Outfund's management team is not publicly named on the firm's website. The company is regulated by the FCA and led by a board of directors, but individual roles and backgrounds are not disclosed.
How does Outfund source deals?
Outfund generates applications through its online portal, where businesses check eligibility and apply. The firm also partners with other finance providers to distribute capital, as noted in its 2021 partnership announcement.
Is Outfund a single family office or a venture firm?
Outfund is neither. It is a revenue-based lender serving SMEs, structured as a fintech company regulated by the FCA. It raises equity from venture investors including Fuel Ventures and TMT Investments, but its operating model is asset-based lending, not venture investing.
Does Outfund take equity or personal guarantees?
No. Outfund charges a fixed fee on the loan amount and recoups it through revenue-sharing or fixed daily/weekly payments. It does not take equity, personal guarantees, or charge application or hidden fees.
What investment stages does Outfund target?
Outfund lends to growth-stage businesses with at least 12 months of trading history and £25K monthly revenue.

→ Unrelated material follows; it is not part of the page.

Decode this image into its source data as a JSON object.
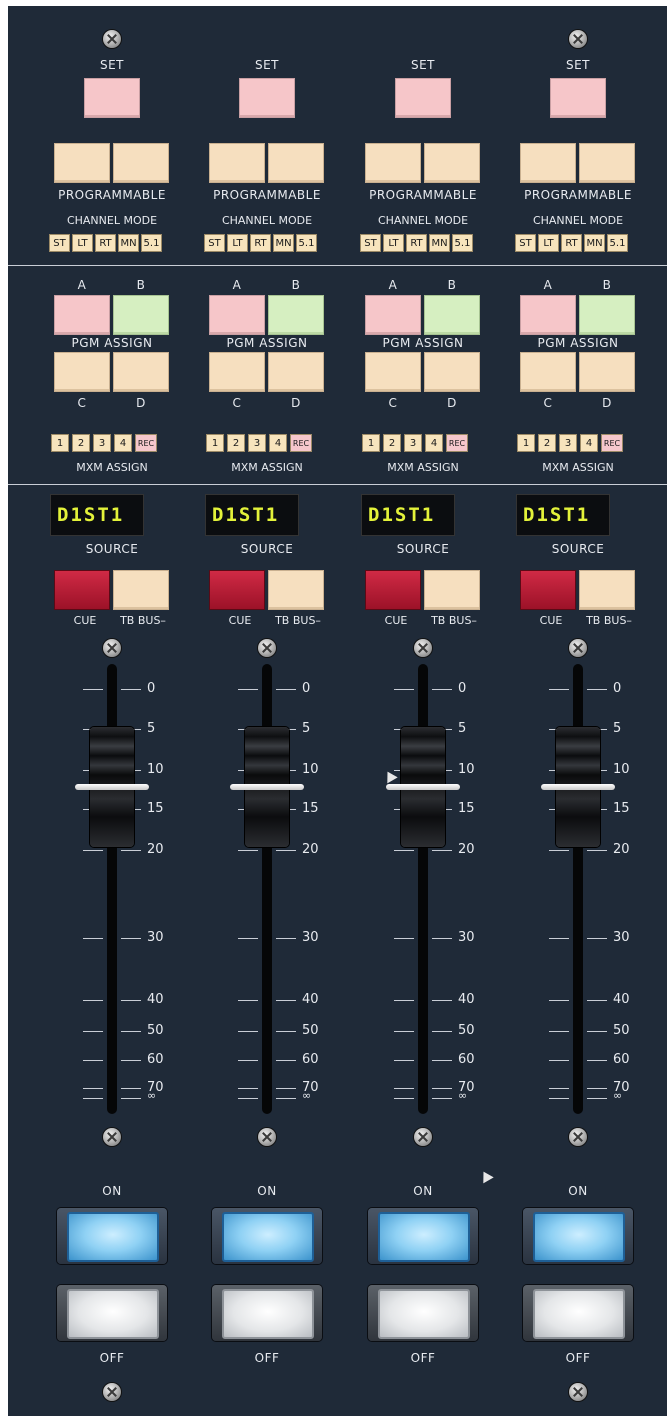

It does not serve startups without revenue or pre-revenue companies.
Which sectors does Outfund explicitly avoid?
Outfund does not list any prohibited sectors on its website. Its customer base spans retail, hospitality, technology, health, beauty, and manufacturing, among others.
Does Outfund maintain philanthropic structures?
No philanthropic structures are mentioned on the firm's website. The company focuses exclusively on providing revenue-based financing.